I would have thought we'd have realized this by now. "Boom-and-bust" are NOT natural economic cycles. They are cycles that are symptomatic of an economy that is based on the whim of an organization that is controlled by noone (the Federal Reserve). "Boom" happens when the Fed introduces more money into the system, thereby lowering interest rates and spuring domestic investment. "Bust" happens when the Fed has introduced credit, thereby encouraging more risky investments that would not have been profitable under non-artificially inflated conditions, and when that credit has been abused and prices have soared out of control. Free market economics do not exhibit these symptoms because when supply and demand dictate prices, people don't make stupid and speculative investments.[/q]
You appear not to have learned any real history - presumably you get your info from talk radio or similar?
Boom and bust was the norm during our history before the fed ever existed.
It's the new deal policies you attack as the problem that gave our nation its longest period without major crashes in its history from FDR to Reagan, who undid rules and started problems.
And the word 'natural' doesn't apply to economics, you iseologues get that wrong too. It's a man-made institution and it's 'artificial' through and through, whether the forces are private of public.
This whol 'natural' thing is cooked up ideology to turn it into a pseudo religious worship you have for the magic forces of the 'invisible hand' and hate for the evil government - i.e., the public - inffluence.

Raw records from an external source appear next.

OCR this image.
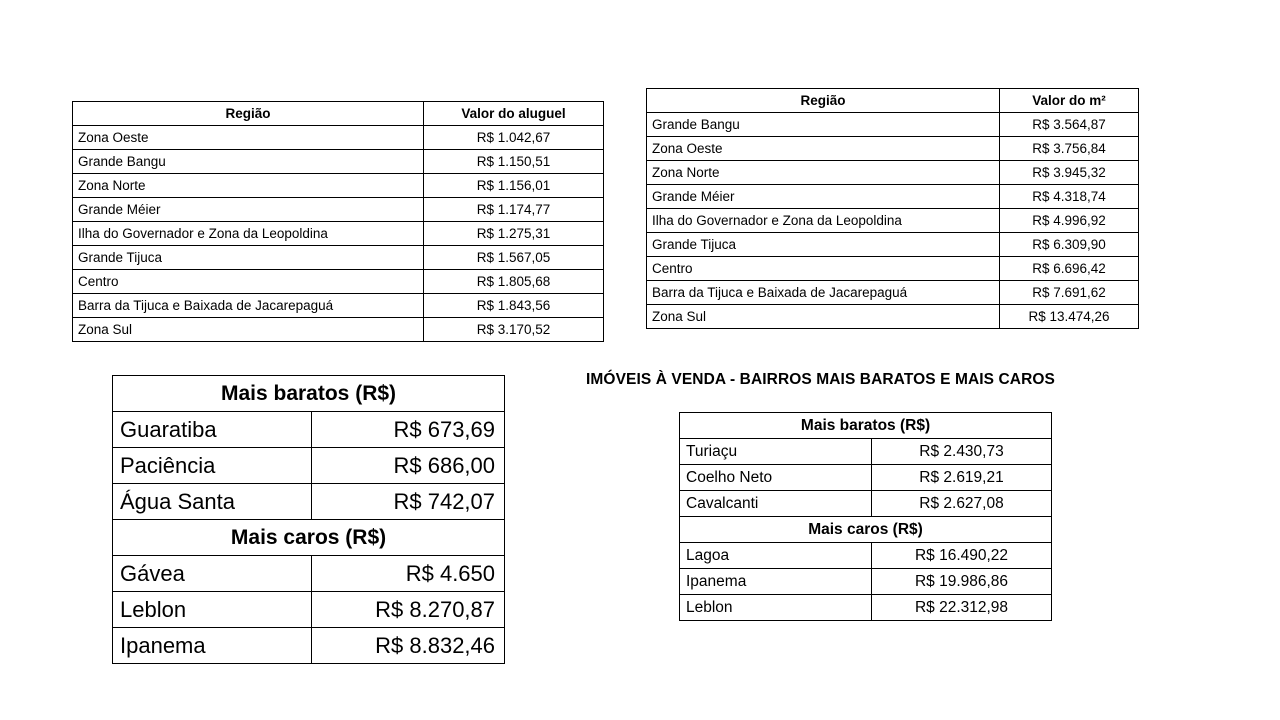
Região	Valor do aluguel
Zona Oeste	R$ 1.042,67
Grande Bangu	R$ 1.150,51
Zona Norte	R$ 1.156,01
Grande Méier	R$ 1.174,77
Ilha do Governador e Zona da Leopoldina	R$ 1.275,31
Grande Tijuca	R$ 1.567,05
Centro	R$ 1.805,68
Barra da Tijuca e Baixada de Jacarepaguá	R$ 1.843,56
Zona Sul	R$ 3.170,52
Região	Valor do m²
Grande Bangu	R$ 3.564,87
Zona Oeste	R$ 3.756,84
Zona Norte	R$ 3.945,32
Grande Méier	R$ 4.318,74
Ilha do Governador e Zona da Leopoldina	R$ 4.996,92
Grande Tijuca	R$ 6.309,90
Centro	R$ 6.696,42
Barra da Tijuca e Baixada de Jacarepaguá	R$ 7.691,62
Zona Sul	R$ 13.474,26
Mais baratos (R$)	
Guaratiba	R$ 673,69
Paciência	R$ 686,00
Água Santa	R$ 742,07
Mais caros (R$)	
Gávea	R$ 4.650
Leblon	R$ 8.270,87
Ipanema	R$ 8.832,46
IMÓVEIS À VENDA - BAIRROS MAIS BARATOS E MAIS CAROS
Mais baratos (R$)	
Turiaçu	R$ 2.430,73
Coelho Neto	R$ 2.619,21
Cavalcanti	R$ 2.627,08
Mais caros (R$)	
Lagoa	R$ 16.490,22
Ipanema	R$ 19.986,86
Leblon	R$ 22.312,98
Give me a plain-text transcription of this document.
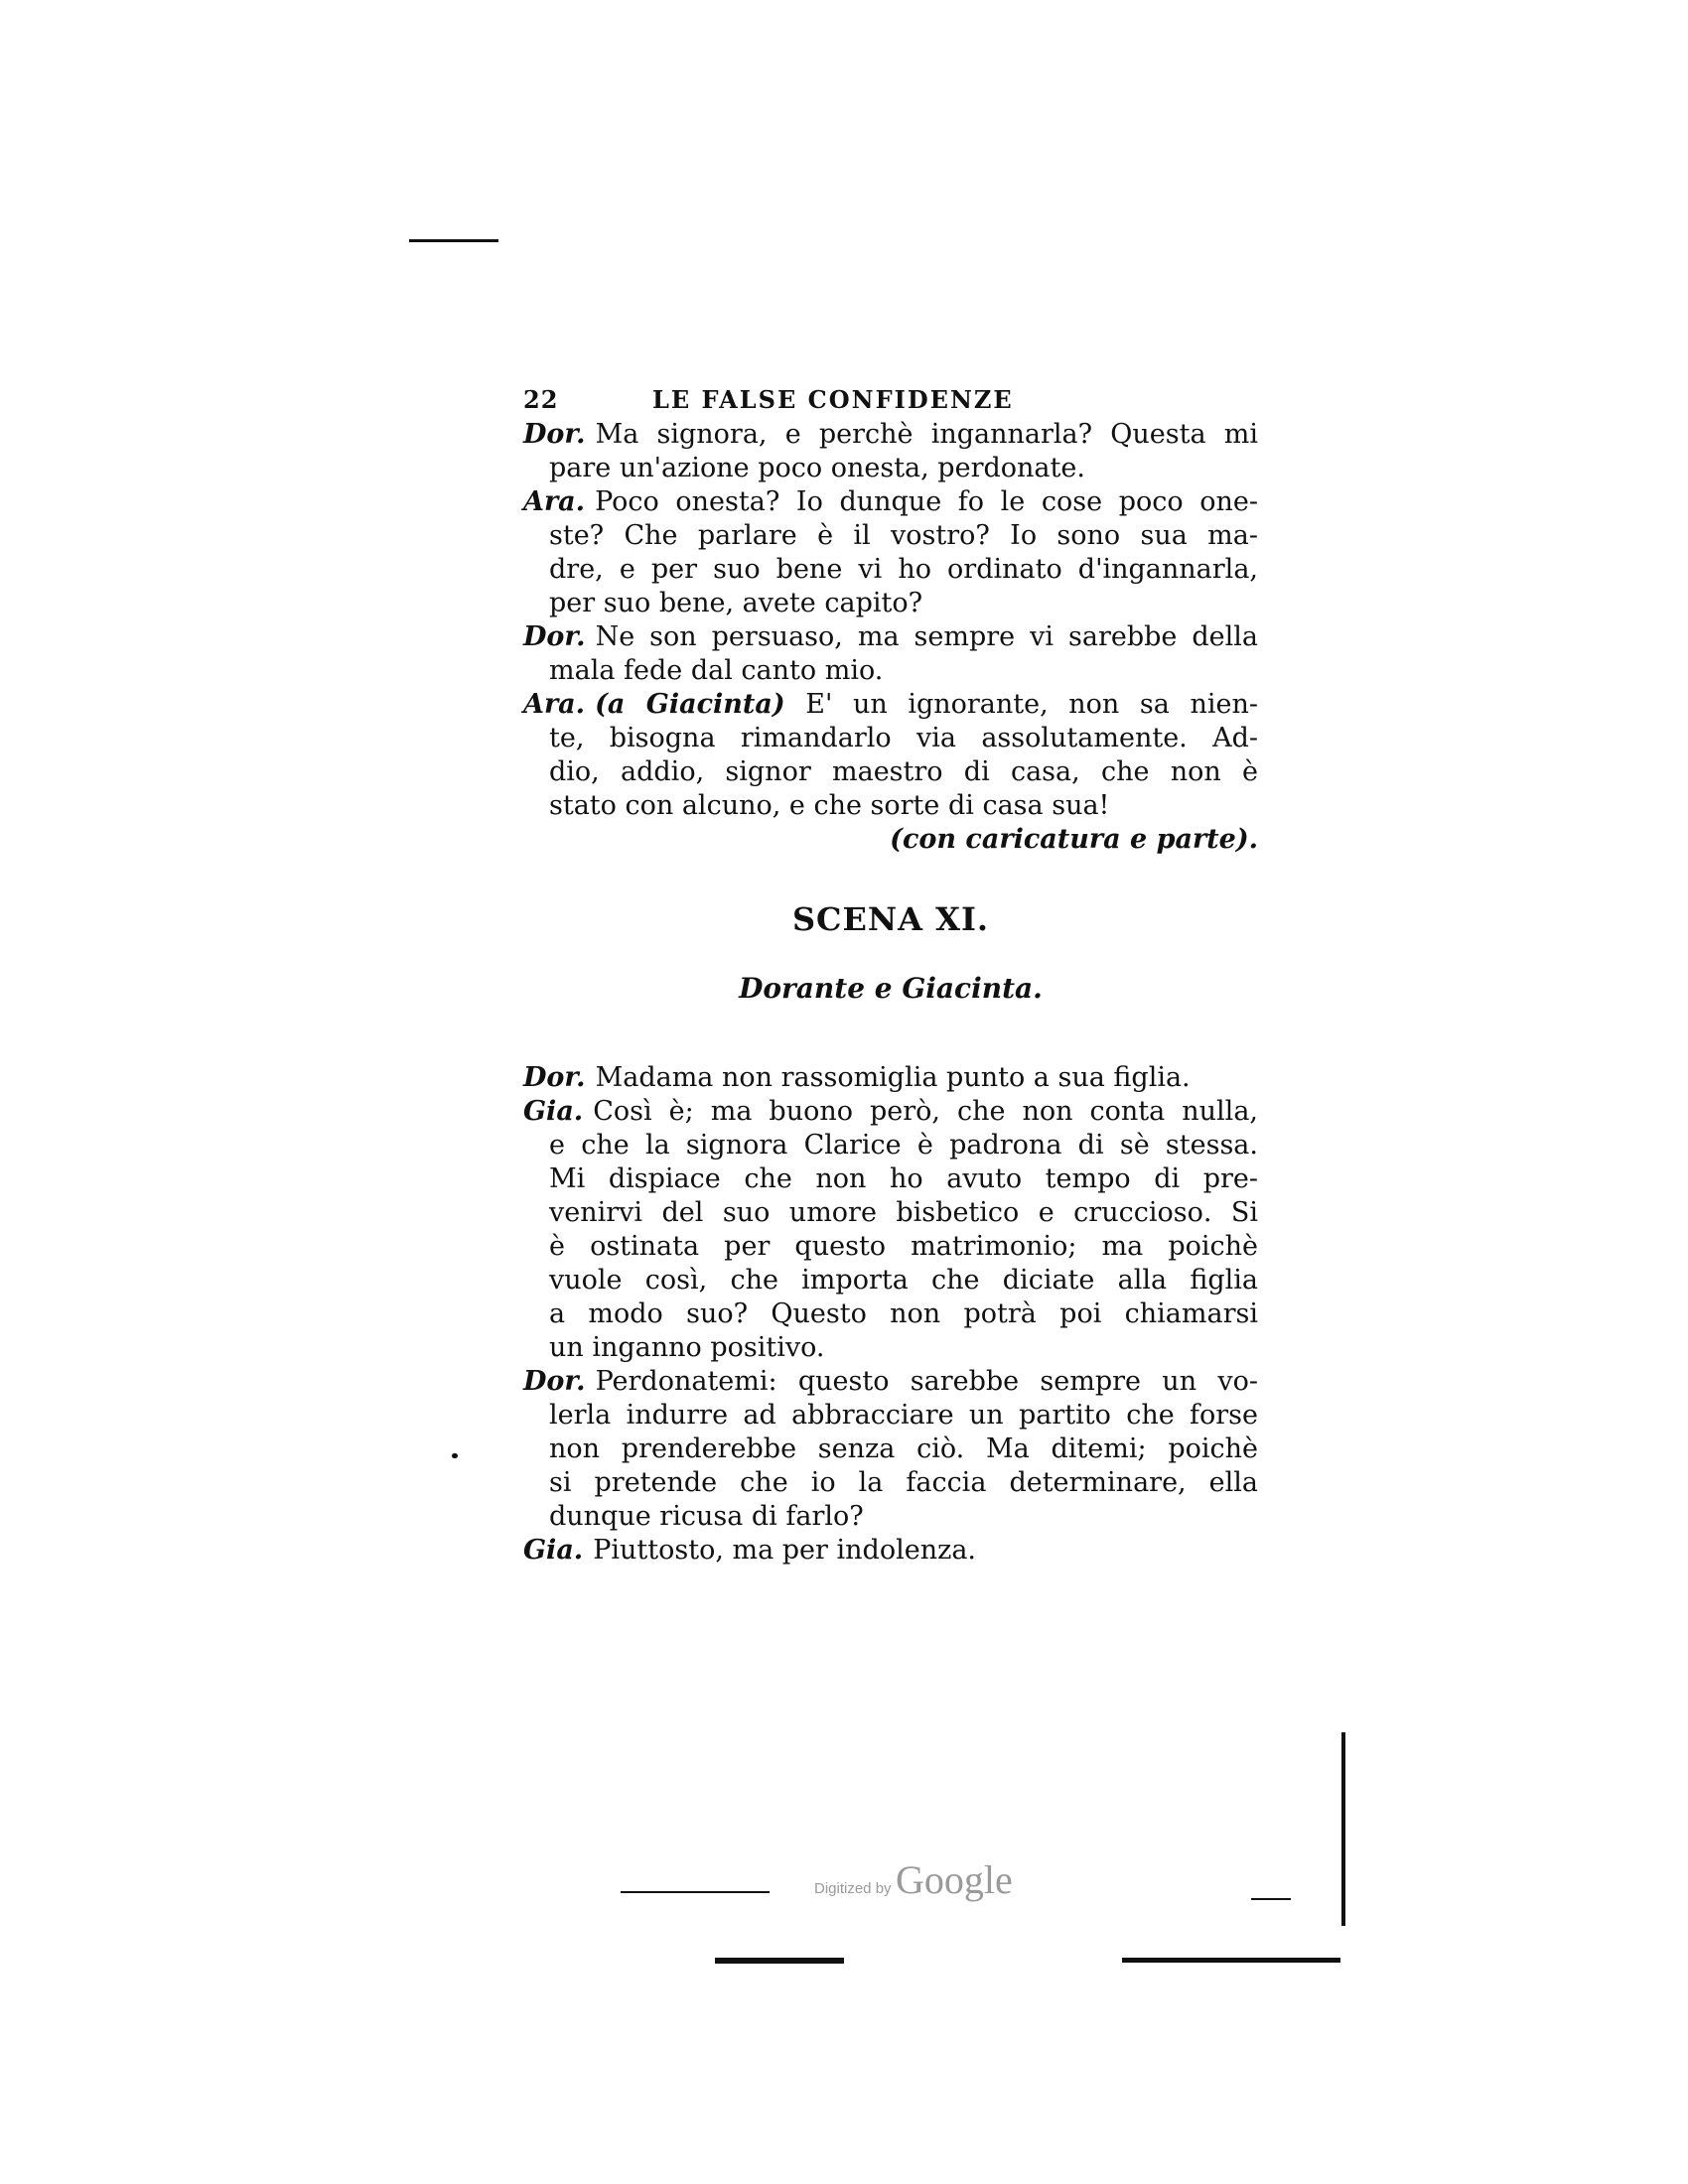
22	LE FALSE CONFIDENZE
Dor. Ma signora, e perchè ingannarla? Questa mi
pare un'azione poco onesta, perdonate.
Ara. Poco onesta? Io dunque fo le cose poco one-
ste? Che parlare è il vostro? Io sono sua ma-
dre, e per suo bene vi ho ordinato d'ingannarla,
per suo bene, avete capito?
Dor. Ne son persuaso, ma sempre vi sarebbe della
mala fede dal canto mio.
Ara. (a Giacinta) E' un ignorante, non sa nien-
te, bisogna rimandarlo via assolutamente. Ad-
dio, addio, signor maestro di casa, che non è
stato con alcuno, e che sorte di casa sua!
(con caricatura e parte).
SCENA XI.
Dorante e Giacinta.
Dor. Madama non rassomiglia punto a sua figlia.
Gia. Così è; ma buono però, che non conta nulla,
e che la signora Clarice è padrona di sè stessa.
Mi dispiace che non ho avuto tempo di pre-
venirvi del suo umore bisbetico e crucciosо. Si
è ostinata per questo matrimonio; ma poichè
vuole così, che importa che diciate alla figlia
a modo suo? Questo non potrà poi chiamarsi
un inganno positivo.
Dor. Perdonatemi: questo sarebbe sempre un vo-
lerla indurre ad abbracciare un partito che forse
non prenderebbe senza ciò. Ma ditemi; poichè
si pretende che io la faccia determinare, ella
dunque ricusa di farlo?
Gia. Piuttosto, ma per indolenza.
Digitized by Google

You appear not to have a clue in your worship of the private 'free market', about how it has a tendency to become corrupted for the benefit of a few, stopped only by the government.
Try readin Kevin Phillips some time, and learn a little.
By the government authorizing the Fed to create $1.4 trillion more dollars, all that's going to do is further artificially inflate credit markets.
All borrowed stimulus spending has some inflationary effect, the trick is doing the spending that has more benefit than cost. A huge crash costs a lot too and good stimulus can preseve the economy.
No, spending will NOT help ease the suffering. It will only make it worse or make it last longer. Propping up companies who made bad investments is a terrible idea. Artificially keeping credit markets afloat is a terrible idea.
Stimulus spending and propping up 'too big to fail' crooks are not the same thing, and the 'free market' does not solve the problem of corrupt concentrated wealth.
Corrupt bailouts are a symptom. You offer nothing about the problem of the concentratede corruption. Reducing government would only free it to act in even stronger measure against the public.